The naive question first: if mRNA is just a molecule that tells your cells what to build, why can't you simply inject the mRNA? Because on its own, mRNA is one of the most fragile molecules in biology. Your body is full of enzymes whose entire job is to chew up loose RNA. Injected bare, it would be gone before it did anything.
Think of it like mailing a letter written in disappearing ink through a shredder factory. The message — the mRNA — is fine. The problem is delivery. The solution that made mRNA vaccines possible is the lipid nanoparticle, or LNP: a tiny sphere of fatty molecules that wraps the mRNA, shields it from the enzymes, and helps it slip inside your cells.

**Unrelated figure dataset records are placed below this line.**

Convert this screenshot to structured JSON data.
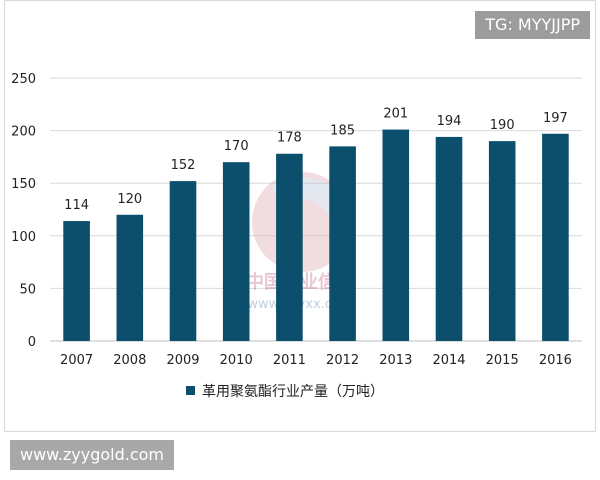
{
  "badges": {
    "tg": "TG: MYYJJPP",
    "site": "www.zyygold.com"
  },
  "watermark": {
    "line1": "中国产业信息",
    "line2": "www.chyxx.com"
  },
  "colors": {
    "bar": "#0b4f6c",
    "grid": "#d9d9d9",
    "badge": "#9c9c9c"
  },
  "chart_data": {
    "type": "bar",
    "categories": [
      "2007",
      "2008",
      "2009",
      "2010",
      "2011",
      "2012",
      "2013",
      "2014",
      "2015",
      "2016"
    ],
    "series": [
      {
        "name": "革用聚氨酯行业产量（万吨）",
        "values": [
          114,
          120,
          152,
          170,
          178,
          185,
          201,
          194,
          190,
          197
        ]
      }
    ],
    "ylim": [
      0,
      250
    ],
    "yticks": [
      0,
      50,
      100,
      150,
      200,
      250
    ],
    "grid": true,
    "legend": "bottom",
    "data_labels": true
  }
}
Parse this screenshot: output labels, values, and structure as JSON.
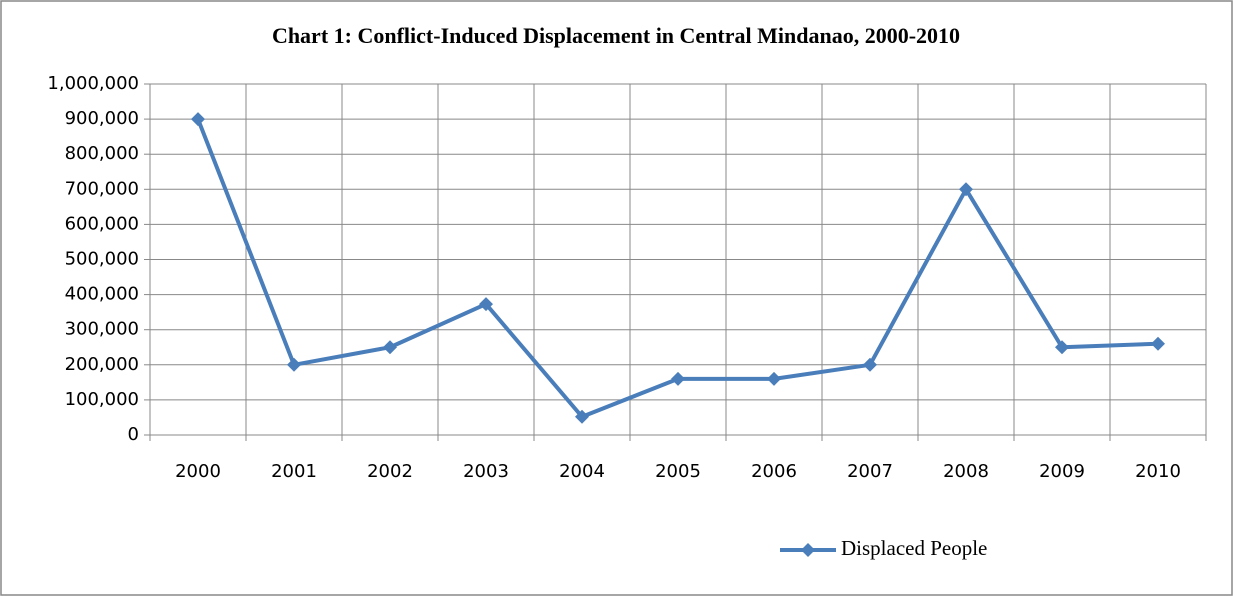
{
  "chart_data": {
    "type": "line",
    "title": "Chart 1: Conflict-Induced Displacement in Central Mindanao, 2000-2010",
    "categories": [
      "2000",
      "2001",
      "2002",
      "2003",
      "2004",
      "2005",
      "2006",
      "2007",
      "2008",
      "2009",
      "2010"
    ],
    "series": [
      {
        "name": "Displaced People",
        "color": "#4a7ebb",
        "values": [
          900000,
          200000,
          250000,
          373000,
          52000,
          160000,
          160000,
          200000,
          700000,
          250000,
          260000
        ]
      }
    ],
    "ylim": [
      0,
      1000000
    ],
    "yticks": [
      {
        "value": 0,
        "label": "0"
      },
      {
        "value": 100000,
        "label": "100,000"
      },
      {
        "value": 200000,
        "label": "200,000"
      },
      {
        "value": 300000,
        "label": "300,000"
      },
      {
        "value": 400000,
        "label": "400,000"
      },
      {
        "value": 500000,
        "label": "500,000"
      },
      {
        "value": 600000,
        "label": "600,000"
      },
      {
        "value": 700000,
        "label": "700,000"
      },
      {
        "value": 800000,
        "label": "800,000"
      },
      {
        "value": 900000,
        "label": "900,000"
      },
      {
        "value": 1000000,
        "label": "1,000,000"
      }
    ],
    "grid": true,
    "legend": "bottom"
  }
}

That is why so much of the 2021 patent record is about the bubble, not the message. CureVac's publication US20210251898A1 is titled, plainly, lipid nanoparticle mRNA vaccines — the claims cover the formulation that holds it all together.
Manufacturing the bubble consistently turns out to be its own hard problem. Publication US20210275689A1 covers processes of preparing mRNA-loaded lipid nanoparticles, and US20210046192A1 covers stable compositions of those particles and how to make them. In plain terms: it is not enough to invent the recipe; you have to be able to cook it the same way ten million times.
There is a reason this matters commercially. The mRNA sequence is relatively easy to change — swap the message and you target a new virus. The delivery system is the harder, more defensible asset. That is where the durable patents cluster, and it is why the LNP filings outnumber the sequence filings.
So when you hear 'mRNA technology,' the short version is that the headline molecule is only half the invention. The other half is the fatty envelope that gets it where it needs to go — and in 2021, that envelope was where the patent action was.